Onde está a nova classe? O Sudeste abriga o maior contingente, com 48,2%, vindo o Nordeste na sequência, com 22,6%, e o Sul, em terceiro, com 17,4%. As três regiões contam com 93 milhões de habitantes. Outra abordagem para medir a força do contingente é o gasto com consumo: em 2009 a classe C (renda familiar entre R$ 1.200 e R$ 4.900) gastou R$ 881 bilhões do total de R$ 2,2 trilhões do País. O salto na área educacional também impressiona: entre 2002 e 2010 os eleitores de nível universitário dessa classe saltaram de 6 milhões para mais de 9 milhões, devendo chegar aos 11 milhões em 2014; na área do ensino médio, os 48 milhões de eleitores do ano passado passarão a 52 milhões em 2014. Saltos, avanços, melhoria de padrão de vida sinalizam maiores exigências na esfera da representação política? Essa é a pergunta que movimentará as bolas de cristal, cada vez mais escassas nos terreiros eleitorais. Vamos às pistas. A alma do eleitor do “Brasil da distribuição de renda e do acesso ao crédito” continua conservadora, fiel aos ritos religiosos, éticos e normativos. É, porém, mais exigente: quer do Estado serviços mais qualificados, a partir da saúde, segurança e educação.
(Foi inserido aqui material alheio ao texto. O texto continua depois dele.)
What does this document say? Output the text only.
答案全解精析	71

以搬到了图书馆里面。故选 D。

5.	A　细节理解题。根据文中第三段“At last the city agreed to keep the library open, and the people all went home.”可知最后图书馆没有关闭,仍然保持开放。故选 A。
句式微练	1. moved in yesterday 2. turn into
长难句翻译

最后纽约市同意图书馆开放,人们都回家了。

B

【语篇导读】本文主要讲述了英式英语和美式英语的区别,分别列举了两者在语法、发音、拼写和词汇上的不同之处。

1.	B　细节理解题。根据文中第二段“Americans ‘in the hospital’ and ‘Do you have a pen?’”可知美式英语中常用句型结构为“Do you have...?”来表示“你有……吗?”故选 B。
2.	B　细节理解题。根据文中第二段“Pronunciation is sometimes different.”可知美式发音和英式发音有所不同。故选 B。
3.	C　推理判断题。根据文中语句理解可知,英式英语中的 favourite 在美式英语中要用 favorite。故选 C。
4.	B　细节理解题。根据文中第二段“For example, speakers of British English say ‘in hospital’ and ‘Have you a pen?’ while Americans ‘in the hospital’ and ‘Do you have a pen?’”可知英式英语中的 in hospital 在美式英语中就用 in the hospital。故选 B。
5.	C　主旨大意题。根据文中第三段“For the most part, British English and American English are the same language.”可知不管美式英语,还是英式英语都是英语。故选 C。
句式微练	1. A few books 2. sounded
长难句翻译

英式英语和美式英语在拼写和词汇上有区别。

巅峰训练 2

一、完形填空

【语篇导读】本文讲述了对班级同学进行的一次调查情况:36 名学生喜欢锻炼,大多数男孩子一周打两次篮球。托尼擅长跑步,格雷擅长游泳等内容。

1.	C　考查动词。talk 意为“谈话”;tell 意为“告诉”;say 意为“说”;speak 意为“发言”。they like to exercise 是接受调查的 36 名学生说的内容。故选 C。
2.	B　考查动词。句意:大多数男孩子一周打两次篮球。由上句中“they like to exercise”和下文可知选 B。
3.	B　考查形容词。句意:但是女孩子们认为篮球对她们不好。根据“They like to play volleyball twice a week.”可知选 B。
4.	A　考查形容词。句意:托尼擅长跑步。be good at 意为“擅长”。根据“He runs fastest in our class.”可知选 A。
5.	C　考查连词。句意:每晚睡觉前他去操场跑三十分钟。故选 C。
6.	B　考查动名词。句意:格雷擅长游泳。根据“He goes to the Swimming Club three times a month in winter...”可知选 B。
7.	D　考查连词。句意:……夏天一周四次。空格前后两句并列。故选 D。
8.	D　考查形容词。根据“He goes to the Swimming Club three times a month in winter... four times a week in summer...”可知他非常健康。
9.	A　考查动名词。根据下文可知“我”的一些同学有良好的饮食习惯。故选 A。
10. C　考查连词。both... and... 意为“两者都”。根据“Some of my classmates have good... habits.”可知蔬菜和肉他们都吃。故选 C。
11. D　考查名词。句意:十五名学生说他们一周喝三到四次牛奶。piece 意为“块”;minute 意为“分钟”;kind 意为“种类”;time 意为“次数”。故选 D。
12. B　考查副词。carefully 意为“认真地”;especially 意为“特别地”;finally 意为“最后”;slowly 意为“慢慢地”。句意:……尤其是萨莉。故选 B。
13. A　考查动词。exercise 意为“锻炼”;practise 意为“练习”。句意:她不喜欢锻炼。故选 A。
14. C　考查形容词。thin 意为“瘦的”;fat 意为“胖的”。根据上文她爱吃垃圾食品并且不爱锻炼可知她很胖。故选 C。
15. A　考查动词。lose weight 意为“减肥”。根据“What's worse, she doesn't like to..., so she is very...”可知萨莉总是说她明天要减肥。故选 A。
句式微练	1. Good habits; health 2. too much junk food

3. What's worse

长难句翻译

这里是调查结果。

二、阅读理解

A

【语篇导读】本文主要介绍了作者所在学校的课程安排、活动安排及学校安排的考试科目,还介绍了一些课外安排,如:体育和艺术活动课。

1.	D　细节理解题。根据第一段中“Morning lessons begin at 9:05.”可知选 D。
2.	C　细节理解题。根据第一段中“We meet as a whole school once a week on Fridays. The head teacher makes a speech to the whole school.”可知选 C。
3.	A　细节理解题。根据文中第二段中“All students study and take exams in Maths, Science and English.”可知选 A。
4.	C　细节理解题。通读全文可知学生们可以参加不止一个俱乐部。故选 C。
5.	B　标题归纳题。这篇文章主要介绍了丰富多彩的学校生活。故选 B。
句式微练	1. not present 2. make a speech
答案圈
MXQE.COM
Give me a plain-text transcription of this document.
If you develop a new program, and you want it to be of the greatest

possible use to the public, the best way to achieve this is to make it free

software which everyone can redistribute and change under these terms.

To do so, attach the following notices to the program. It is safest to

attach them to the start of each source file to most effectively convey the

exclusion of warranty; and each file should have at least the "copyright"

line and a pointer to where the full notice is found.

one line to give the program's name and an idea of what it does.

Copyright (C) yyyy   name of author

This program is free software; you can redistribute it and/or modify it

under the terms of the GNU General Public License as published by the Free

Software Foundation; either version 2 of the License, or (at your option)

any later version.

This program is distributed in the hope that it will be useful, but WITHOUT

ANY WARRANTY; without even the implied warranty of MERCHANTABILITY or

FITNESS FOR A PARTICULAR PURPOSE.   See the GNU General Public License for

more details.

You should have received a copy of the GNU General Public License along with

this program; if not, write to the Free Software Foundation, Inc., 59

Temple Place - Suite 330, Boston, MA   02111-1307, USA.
Outra indicação: cultiva o amor à região que o abriga. Por conseguinte, suas necessidades passam pelas demandas do mundo que habita. Seu bairro é o centro das atenções. As questões abrangentes da metrópole soam como abstrações aos ouvidos do eleitor encastelado em sua célula. O cidadão da classe C quer ver o candidato, olho no olho, com soluções claras, simples, factíveis para os setores que afetam seu cotidiano. Os laços de família, a tradição religiosa (os cultos expandem-se na paisagem urbana), os hábitos da região vão plasmando uma comunidade solidária, fraternal, exigente. Sob a perspectiva da política, é razoável supor afinação mais estreita com a representação próxima à causa comunitária. O discurso local vence a expressão global.
Mudou, sim, o tamanho do bolso da classe. E aqui é possível estabelecer uma conexão estreita entre renda e política. A hipótese é de que se forma uma nova geografia do voto, começando na região do bolso - que precisa ser bem suprido e, claro, preservado. A garantia de bolso cheio implica manutenção do status quo. Essa será a condição para a geladeira cheia de produtos. Que preservarão o instinto de sobrevivência, barriga satisfeita, segundo ponto na geografia eleitoral. Uma ponte de agradecimentos liga o estômago saciado ao coração, terceiro espaço geográfico. Culmina o processo com a mensagem que sai do coração para a cabeça. Daí sairá a decisão do voto. A rota, como sói acontecer na política, pode ter muitos desvios.